Si trova ricoverato nell’ospedale “Cardarelli” di Napoli il docente che lunedì scorso si è dato fuoco davanti alla caserma dei carabinieri di Rende. Le sue condizioni restano gravi ma stazionarie: nella stessa giornata di lunedì era stato trasferito dall’Annunziata in Campania dove era giunto in condizioni critiche. È in prognosi riservata perché ha riportato ustioni sul 70% del corpo. Intanto, i carabinieri di Rende – guidati dal capitano Maria Chiara Soldano – proseguono a fare accertamenti e verifiche per capire che cosa abbia potuto provocare quel gesto.

Lunedì mattina, il 34enne, attorno alle 9 è arrivato con la sua auto davanti alla caserma dei carabinieri di Rende ed è sceso portando con sé una tanica di benzina. Pochi gesti, questioni di attimi e si è cosparso di benzina (oltre venti litri) per tutto il corpo appiccando il fuoco con un accendino.

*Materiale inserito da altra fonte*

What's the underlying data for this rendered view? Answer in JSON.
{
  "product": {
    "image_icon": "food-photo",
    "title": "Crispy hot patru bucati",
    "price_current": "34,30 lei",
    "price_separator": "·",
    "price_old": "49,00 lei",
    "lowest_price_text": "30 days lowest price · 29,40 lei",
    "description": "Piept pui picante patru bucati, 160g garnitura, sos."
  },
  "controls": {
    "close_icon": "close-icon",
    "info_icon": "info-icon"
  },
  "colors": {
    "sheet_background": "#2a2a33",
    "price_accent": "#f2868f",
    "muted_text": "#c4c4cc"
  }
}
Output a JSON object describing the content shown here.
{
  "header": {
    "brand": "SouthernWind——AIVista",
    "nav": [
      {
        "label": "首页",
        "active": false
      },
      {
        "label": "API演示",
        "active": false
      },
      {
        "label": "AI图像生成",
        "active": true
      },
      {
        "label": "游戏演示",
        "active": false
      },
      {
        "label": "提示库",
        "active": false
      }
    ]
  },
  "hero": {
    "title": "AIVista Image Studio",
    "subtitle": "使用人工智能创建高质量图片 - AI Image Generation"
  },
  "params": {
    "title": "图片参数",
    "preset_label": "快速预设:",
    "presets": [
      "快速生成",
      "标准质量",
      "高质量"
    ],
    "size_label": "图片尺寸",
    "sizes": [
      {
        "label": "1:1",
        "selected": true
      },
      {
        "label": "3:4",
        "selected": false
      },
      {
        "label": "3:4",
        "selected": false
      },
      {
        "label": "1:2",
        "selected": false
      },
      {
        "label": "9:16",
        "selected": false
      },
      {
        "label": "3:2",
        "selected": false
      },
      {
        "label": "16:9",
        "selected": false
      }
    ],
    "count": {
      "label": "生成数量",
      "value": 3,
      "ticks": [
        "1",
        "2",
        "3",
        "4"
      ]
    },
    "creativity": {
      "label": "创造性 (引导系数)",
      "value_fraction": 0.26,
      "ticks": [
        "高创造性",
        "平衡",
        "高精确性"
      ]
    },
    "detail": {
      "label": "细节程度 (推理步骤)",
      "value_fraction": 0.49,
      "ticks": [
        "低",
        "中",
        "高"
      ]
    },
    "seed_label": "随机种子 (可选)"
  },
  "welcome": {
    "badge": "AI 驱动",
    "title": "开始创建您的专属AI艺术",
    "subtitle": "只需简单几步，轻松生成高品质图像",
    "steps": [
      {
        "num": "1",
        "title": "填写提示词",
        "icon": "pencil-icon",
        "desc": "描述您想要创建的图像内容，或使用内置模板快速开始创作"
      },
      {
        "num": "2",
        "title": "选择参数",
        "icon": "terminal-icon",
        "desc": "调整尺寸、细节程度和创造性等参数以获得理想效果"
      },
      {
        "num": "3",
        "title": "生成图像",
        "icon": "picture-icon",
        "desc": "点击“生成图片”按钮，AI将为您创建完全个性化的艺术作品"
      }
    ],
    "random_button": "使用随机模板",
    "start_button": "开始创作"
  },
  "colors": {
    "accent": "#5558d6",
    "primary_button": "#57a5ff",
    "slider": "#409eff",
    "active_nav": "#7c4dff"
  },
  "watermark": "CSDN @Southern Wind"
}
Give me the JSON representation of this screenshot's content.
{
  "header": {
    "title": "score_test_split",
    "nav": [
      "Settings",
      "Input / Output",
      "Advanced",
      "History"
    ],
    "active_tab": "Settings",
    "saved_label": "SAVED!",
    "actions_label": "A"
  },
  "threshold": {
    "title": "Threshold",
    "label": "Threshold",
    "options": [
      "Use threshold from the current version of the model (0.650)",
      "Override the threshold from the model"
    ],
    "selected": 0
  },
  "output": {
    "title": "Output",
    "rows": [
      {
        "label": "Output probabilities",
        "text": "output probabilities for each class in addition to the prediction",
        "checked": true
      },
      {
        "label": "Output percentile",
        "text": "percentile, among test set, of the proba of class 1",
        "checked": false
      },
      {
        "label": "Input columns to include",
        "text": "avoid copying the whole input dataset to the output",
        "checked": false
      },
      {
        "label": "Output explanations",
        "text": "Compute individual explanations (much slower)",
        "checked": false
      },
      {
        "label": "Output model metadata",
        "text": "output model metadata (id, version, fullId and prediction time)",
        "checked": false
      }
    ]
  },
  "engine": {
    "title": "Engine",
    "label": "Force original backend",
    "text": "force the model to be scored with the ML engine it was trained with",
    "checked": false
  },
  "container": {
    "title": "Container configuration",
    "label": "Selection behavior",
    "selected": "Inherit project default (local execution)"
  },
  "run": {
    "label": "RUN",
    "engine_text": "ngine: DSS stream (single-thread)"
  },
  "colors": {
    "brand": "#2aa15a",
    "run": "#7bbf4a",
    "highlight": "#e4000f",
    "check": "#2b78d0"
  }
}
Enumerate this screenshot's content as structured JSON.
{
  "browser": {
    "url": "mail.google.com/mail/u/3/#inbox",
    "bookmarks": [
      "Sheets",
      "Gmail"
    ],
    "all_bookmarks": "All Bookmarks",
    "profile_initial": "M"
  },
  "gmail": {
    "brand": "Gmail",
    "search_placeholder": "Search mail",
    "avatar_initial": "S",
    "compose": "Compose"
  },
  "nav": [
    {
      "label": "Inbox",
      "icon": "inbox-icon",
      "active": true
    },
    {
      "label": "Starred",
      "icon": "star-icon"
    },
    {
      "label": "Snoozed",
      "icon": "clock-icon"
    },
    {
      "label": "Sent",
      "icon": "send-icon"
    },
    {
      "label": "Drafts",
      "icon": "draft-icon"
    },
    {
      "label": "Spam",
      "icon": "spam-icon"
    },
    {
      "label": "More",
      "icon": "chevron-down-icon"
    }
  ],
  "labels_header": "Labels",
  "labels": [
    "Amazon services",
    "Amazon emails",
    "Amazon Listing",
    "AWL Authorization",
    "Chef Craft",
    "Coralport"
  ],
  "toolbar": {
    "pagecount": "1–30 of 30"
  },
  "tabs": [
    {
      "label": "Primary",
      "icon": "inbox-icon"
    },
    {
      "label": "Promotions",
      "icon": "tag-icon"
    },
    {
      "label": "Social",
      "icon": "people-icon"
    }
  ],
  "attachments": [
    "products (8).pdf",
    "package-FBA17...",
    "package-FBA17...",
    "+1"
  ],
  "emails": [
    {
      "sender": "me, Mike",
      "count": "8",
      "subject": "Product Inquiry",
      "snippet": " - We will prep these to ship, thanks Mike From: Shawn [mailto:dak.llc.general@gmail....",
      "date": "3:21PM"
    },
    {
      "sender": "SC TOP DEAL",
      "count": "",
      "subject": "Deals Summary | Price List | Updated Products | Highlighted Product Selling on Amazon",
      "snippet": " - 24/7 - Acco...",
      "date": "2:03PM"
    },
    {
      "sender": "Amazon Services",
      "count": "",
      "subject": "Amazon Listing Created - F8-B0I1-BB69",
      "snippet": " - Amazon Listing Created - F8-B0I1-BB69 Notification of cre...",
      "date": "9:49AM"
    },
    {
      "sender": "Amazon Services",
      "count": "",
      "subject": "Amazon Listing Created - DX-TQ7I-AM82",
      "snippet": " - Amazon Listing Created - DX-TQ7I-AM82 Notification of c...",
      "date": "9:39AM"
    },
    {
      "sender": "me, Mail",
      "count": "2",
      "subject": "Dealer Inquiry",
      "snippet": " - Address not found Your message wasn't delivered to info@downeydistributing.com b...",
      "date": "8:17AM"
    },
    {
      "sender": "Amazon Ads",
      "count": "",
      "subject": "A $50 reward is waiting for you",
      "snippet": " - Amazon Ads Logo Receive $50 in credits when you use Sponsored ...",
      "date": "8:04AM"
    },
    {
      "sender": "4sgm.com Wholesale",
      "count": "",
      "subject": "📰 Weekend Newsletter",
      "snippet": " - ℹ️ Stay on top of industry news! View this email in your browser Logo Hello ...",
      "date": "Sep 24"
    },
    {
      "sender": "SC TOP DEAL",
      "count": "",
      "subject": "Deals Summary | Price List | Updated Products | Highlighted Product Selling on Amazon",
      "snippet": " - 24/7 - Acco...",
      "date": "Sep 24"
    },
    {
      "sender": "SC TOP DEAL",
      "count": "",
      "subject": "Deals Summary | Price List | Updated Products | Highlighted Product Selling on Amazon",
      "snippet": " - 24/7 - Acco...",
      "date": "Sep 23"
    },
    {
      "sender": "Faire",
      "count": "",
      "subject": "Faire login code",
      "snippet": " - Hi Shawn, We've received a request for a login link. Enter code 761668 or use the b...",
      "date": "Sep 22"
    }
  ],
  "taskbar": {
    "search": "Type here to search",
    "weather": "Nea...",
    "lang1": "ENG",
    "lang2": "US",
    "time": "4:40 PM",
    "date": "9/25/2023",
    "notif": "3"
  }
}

Immediatamente due gommisti che lavorano lì di fronte e hanno visto tutta la scena sono intervenuti con gli estintori per cercare di spegnere le fiamme. Immediatamente è accorso anche un carabiniere della caserma.

I tre hanno cercato in tutti i modi di spegnere il fuoco. L’uomo, insegnante al Nord, era lucido anche se con evidenti segni di ustioni. Subito è stato trasportato all’Annunziata e poi, nel pomeriggio, quando la situazione si è aggravata a Napoli.